Na arbitragem institucionalizada, os custos do processo arbitral, designadamente os honorários dos árbitros e as suas despesas, não são fixados em convenção de arbitragem ou em acordo escrito entre os árbitros e as partes, como se prevê no artigo 17.º, n.º 1, da Lei de Arbitragem Voluntária (Lei n.º 63/2011, de 14 de Dezembro), nem são fixados pelos árbitros, nos termos do n.º 2 do mesmo artigo, sendo antes fixados pela própria instituição que organiza a arbitragem. 

No caso do CAAD, existe uma Tabela de Honorários dos Árbitros, que é apresentada aos árbitros designados para cada processo arbitral no momento em que é comunicada a designação, consumando-se com a aceitação um contrato entre os árbitros designados pelo qual estes se comprometem perante o CAAD a prestar os seus serviços no processo arbitral mediante os honorários propostos. 

Os árbitros não celebram qualquer acordo de honorários com as partes ou sobre os custos globais do processo arbitral, resultando a determinação do montante a pagar pelo requerente do processo arbitral do Regulamento de Custas nos Processos de Arbitragem Tributária, cujas regras são implicitamente aceites pelo requerente.

Uma dessas regras é a de que «para além dos casos expressamente previstos neste regulamento, não há lugar a reembolso, devolução ou compensação, a qualquer título» (artigo 4.º, n.º 6, do referido Regulamento), pelo que o requerente da arbitragem sabe antecipadamente quanto é devido e quais as situações processuais em que pode deixar de pagar o que se compromete a pagar quando apresenta um pedido de constituição de tribunal arbitral. 

A esta luz, a fixação do montante das custas pelo tribunal arbitral, na decisão final, prevista nos artigos 12.º, n.º 2, e 22.º, n.º 4, do RJAT, tem natureza meramente certificativa, não tendo subjacente a atribuição aos árbitros de qualquer poder para ponderarem qual é a taxa adequada, justificando-se essa indicação apenas para existir um título que permita imputar às Partes a responsabilidade pelo pagamento das custas. 

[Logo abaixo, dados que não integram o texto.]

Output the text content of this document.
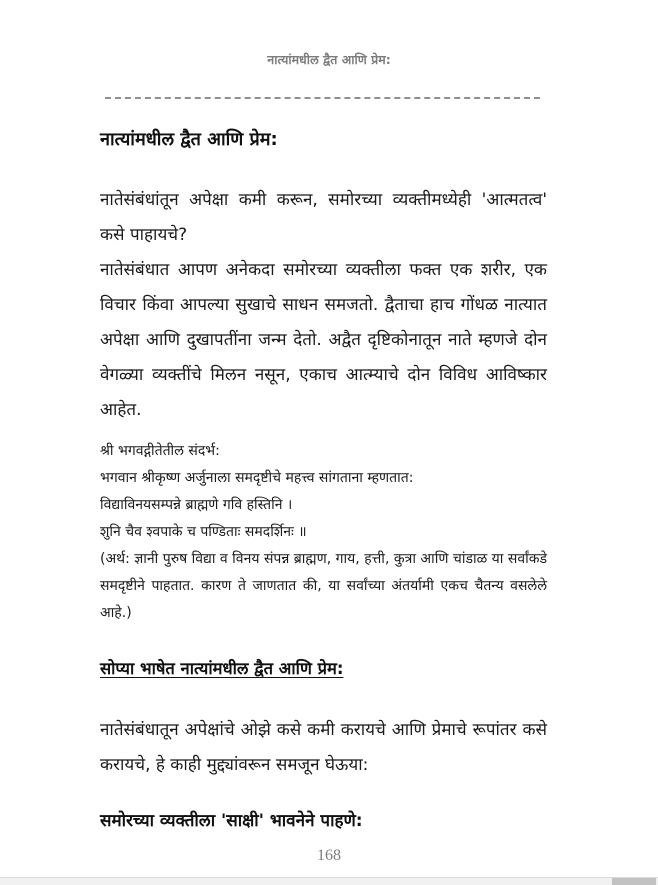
नात्यांमधील द्वैत आणि प्रेम:
नात्यांमधील द्वैत आणि प्रेम:

नातेसंबंधांतून अपेक्षा कमी करून, समोरच्या व्यक्तीमध्येही 'आत्मतत्व' कसे पाहायचे?

नातेसंबंधात आपण अनेकदा समोरच्या व्यक्तीला फक्त एक शरीर, एक विचार किंवा आपल्या सुखाचे साधन समजतो. द्वैताचा हाच गोंधळ नात्यात अपेक्षा आणि दुखापतींना जन्म देतो. अद्वैत दृष्टिकोनातून नाते म्हणजे दोन वेगळ्या व्यक्तींचे मिलन नसून, एकाच आत्म्याचे दोन विविध आविष्कार आहेत.

श्री भगवद्गीतेतील संदर्भ:

भगवान श्रीकृष्ण अर्जुनाला समदृष्टीचे महत्त्व सांगताना म्हणतात:

विद्याविनयसम्पन्ने ब्राह्मणे गवि हस्तिनि ।

शुनि चैव श्वपाके च पण्डिताः समदर्शिनः ॥

(अर्थ: ज्ञानी पुरुष विद्या व विनय संपन्न ब्राह्मण, गाय, हत्ती, कुत्रा आणि चांडाळ या सर्वांकडे समदृष्टीने पाहतात. कारण ते जाणतात की, या सर्वांच्या अंतर्यामी एकच चैतन्य वसलेले आहे.)

सोप्या भाषेत नात्यांमधील द्वैत आणि प्रेम:

नातेसंबंधातून अपेक्षांचे ओझे कसे कमी करायचे आणि प्रेमाचे रूपांतर कसे करायचे, हे काही मुद्द्यांवरून समजून घेऊया:

समोरच्या व्यक्तीला 'साक्षी' भावनेने पाहणे:
168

Uma prova inequívoca de que é essa a razão dessa fixação do montante das custas na decisão arbitral encontra-se no facto de, nos casos em que o requerente da arbitragem opta pela escolha de árbitro, não se prever a fixação na decisão arbitral do montante das custas como resulta da comparação dos n.ºs 2 e 3 do artigo 12.º e da parte final do n.º 4 do artigo 22.º do RJAT. Na verdade, nestes casos em que o requerente da arbitragem opta por escolher árbitro, é ele quem tem de suportar integral e antecipadamente os encargos da arbitragem, mesmo que obtenha vencimento no processo, nos termos do artigo 5.º, n.º 2, daquele Regulamento e do artigo 12.º, n.º 3, do RJAT) e é pelo facto de não ter de ser fixada a responsabilidade por custas da Autoridade Tributária e Aduaneira que não se tem de incluir na decisão arbitral a fixação do seu montante. 

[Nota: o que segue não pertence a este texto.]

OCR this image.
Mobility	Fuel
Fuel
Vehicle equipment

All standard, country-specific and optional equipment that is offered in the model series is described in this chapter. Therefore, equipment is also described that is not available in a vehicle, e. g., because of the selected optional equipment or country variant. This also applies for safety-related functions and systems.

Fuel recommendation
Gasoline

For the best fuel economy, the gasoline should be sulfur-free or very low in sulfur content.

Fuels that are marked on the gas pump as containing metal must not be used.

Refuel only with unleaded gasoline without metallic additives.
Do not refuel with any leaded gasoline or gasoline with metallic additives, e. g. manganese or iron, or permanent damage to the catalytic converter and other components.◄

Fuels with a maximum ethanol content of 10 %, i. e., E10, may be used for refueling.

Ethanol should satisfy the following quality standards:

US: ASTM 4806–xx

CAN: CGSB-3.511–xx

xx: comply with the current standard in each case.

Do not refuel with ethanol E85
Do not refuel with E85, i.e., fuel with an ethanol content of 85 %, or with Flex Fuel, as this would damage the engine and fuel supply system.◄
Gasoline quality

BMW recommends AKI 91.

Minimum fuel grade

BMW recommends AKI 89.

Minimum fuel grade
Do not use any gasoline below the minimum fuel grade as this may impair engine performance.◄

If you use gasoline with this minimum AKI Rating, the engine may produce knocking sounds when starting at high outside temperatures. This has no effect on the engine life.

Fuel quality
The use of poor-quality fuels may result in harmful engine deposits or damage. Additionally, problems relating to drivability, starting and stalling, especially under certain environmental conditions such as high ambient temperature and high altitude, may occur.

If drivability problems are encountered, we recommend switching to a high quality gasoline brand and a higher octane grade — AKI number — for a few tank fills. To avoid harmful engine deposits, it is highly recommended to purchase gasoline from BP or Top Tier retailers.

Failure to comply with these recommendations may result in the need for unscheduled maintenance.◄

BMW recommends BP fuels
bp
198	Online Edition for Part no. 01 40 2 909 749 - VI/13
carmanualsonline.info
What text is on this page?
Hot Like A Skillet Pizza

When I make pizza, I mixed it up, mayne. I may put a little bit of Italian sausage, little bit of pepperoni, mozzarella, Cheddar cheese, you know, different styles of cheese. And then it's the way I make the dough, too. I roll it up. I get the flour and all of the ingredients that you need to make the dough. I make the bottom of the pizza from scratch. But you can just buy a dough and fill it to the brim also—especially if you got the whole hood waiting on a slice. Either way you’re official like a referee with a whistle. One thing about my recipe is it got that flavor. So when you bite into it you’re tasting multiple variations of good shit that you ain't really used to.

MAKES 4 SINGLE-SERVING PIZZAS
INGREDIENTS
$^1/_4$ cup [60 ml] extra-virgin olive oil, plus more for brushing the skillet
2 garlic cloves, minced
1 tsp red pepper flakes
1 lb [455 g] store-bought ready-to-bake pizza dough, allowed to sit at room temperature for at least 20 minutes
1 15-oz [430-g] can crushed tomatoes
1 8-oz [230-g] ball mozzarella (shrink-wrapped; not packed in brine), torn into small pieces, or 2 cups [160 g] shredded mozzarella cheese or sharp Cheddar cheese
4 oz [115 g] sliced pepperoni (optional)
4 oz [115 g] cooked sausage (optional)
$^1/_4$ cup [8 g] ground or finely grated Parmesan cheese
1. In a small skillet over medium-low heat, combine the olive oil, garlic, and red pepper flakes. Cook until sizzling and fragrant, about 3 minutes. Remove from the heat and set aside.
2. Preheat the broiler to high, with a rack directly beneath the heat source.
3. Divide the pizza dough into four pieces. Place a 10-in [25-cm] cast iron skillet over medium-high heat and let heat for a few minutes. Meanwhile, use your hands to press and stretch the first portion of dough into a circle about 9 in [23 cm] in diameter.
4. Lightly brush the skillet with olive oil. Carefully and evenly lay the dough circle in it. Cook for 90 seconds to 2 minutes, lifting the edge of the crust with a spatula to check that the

Isto significa que previsão de fixação das custas na decisão arbitral, nos casos em que não há escolha de árbitro pelo requerente da arbitragem, não tem subjacente a atribuição ao tribunal arbitral do poder de ponderar qual o montante da taxa de arbitragem adequada, justificando-se apenas por razões de clarificação da actual ou eventual responsabilidade por custas da Autoridade Tributária e Aduaneira. 

Quanto ao requerente da arbitragem, a responsabilidade por custas está previamente definida através das taxas de arbitragem inicial e subsequente que aceitou pagar antes da decisão arbitral, como resulta da regra do não reembolso, devolução ou compensação, a qualquer título, que consta do artigo 4.º, n.º 6 do Regulamento de Custas. 

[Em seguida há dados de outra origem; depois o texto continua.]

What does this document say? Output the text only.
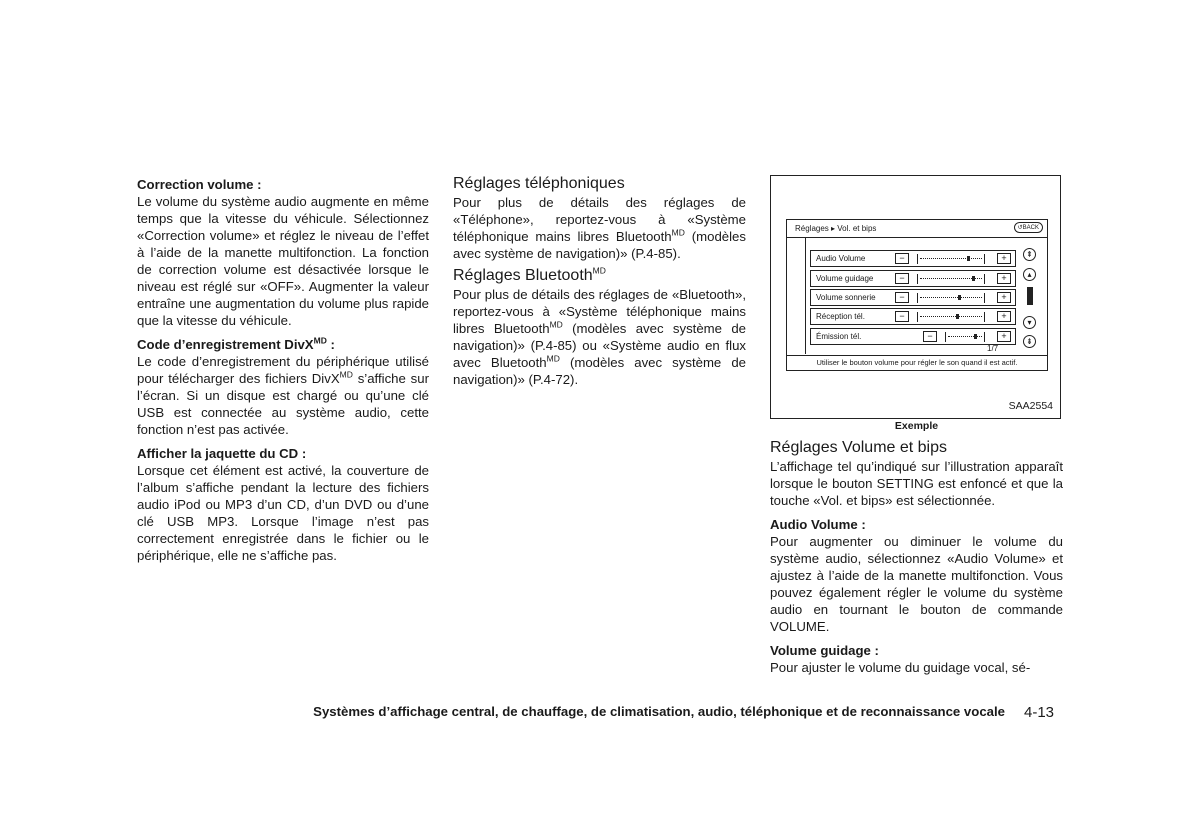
Correction volume :

Le volume du système audio augmente en même temps que la vitesse du véhicule. Sélectionnez «Correction volume» et réglez le niveau de l’effet à l’aide de la manette multifonction. La fonction de correction volume est désactivée lorsque le niveau est réglé sur «OFF». Augmenter la valeur entraîne une augmentation du volume plus rapide que la vitesse du véhicule.

Code d’enregistrement DivX$^{MD}$ :

Le code d’enregistrement du périphérique utilisé pour télécharger des fichiers DivX$^{MD}$ s’affiche sur l’écran. Si un disque est chargé ou qu’une clé USB est connectée au système audio, cette fonction n’est pas activée.

Afficher la jaquette du CD :

Lorsque cet élément est activé, la couverture de l’album s’affiche pendant la lecture des fichiers audio iPod ou MP3 d’un CD, d’un DVD ou d’une clé USB MP3. Lorsque l’image n’est pas correctement enregistrée dans le fichier ou le périphérique, elle ne s’affiche pas.

Réglages téléphoniques

Pour plus de détails des réglages de «Téléphone», reportez-vous à «Système téléphonique mains libres Bluetooth$^{MD}$ (modèles avec système de navigation)» (P.4-85).

Réglages Bluetooth$^{MD}$

Pour plus de détails des réglages de «Bluetooth», reportez-vous à «Système téléphonique mains libres Bluetooth$^{MD}$ (modèles avec système de navigation)» (P.4-85) ou «Système audio en flux avec Bluetooth$^{MD}$ (modèles avec système de navigation)» (P.4-72).

Réglages ▸ Vol. et bips	↺BACK
Audio Volume	−	+
Volume guidage	−	+
Volume sonnerie	−	+
Réception tél.	−	+
Émission tél.	−	+
⇞
▴
▾
⇟
1/7
Utiliser le bouton volume pour régler le son quand il est actif.
SAA2554
Exemple

Réglages Volume et bips

L’affichage tel qu’indiqué sur l’illustration apparaît lorsque le bouton SETTING est enfoncé et que la touche «Vol. et bips» est sélectionnée.

Audio Volume :

Pour augmenter ou diminuer le volume du système audio, sélectionnez «Audio Volume» et ajustez à l’aide de la manette multifonction. Vous pouvez également régler le volume du système audio en tournant le bouton de commande VOLUME.

Volume guidage :

Pour ajuster le volume du guidage vocal, sé-

Systèmes d’affichage central, de chauffage, de climatisation, audio, téléphonique et de reconnaissance vocale	4-13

Por isso, não havendo neste Regulamento qualquer distinção entre os casos em que a decisão arbitral conhece do mérito da causa e aqueles em que o processo termina por procedência de uma excepção, não há qualquer suporte normativo para este Tribunal Arbitral reduzir o montante das custas que a Requerente aceitou pagar nem para ordenar o seu reembolso.”

Encaixarão aqui os casos de desistência, parcial ou total, aos quais se aplica o art. 537.º, 1 do CPC, ex vi art. 29.º, 1, e) do RJAT – do qual decorre o suporte de custas integrais, sem reduções, devoluções ou compensações; ou, nomeadamente, sem dispensa do pagamento da taxa arbitral subsequente, a qual tem sido consistentemente negada em decisões arbitrais[1].

Mais amplamente, dir-se-á que “não se encontra prevista qualquer redução das custas processuais quando o processo conclua sem prolação de decisão de mérito, a final”, como se decidiu no acórdão do Proc. n.º 173/2024 (Regina de Almeida Monteiro, Sílvia Oliveira, Gustavo Gramaxo Rozeira).

Bem pelo contrário, se a falta de pagamento da taxa de arbitragem inicial é impeditiva da constituição do tribunal arbitral (nos termos do art. 12.º, 4 do RJAT), a falta de pagamento da taxa de arbitragem subsequente, por seu lado, determinará a extinção da instância arbitral, sem se conhecer do objecto da pretensão deduzida pelo Requerente – como ficou estabelecido na decisão do Proc. n.º 761/2020 (Gustavo Gramaxo Rozeira).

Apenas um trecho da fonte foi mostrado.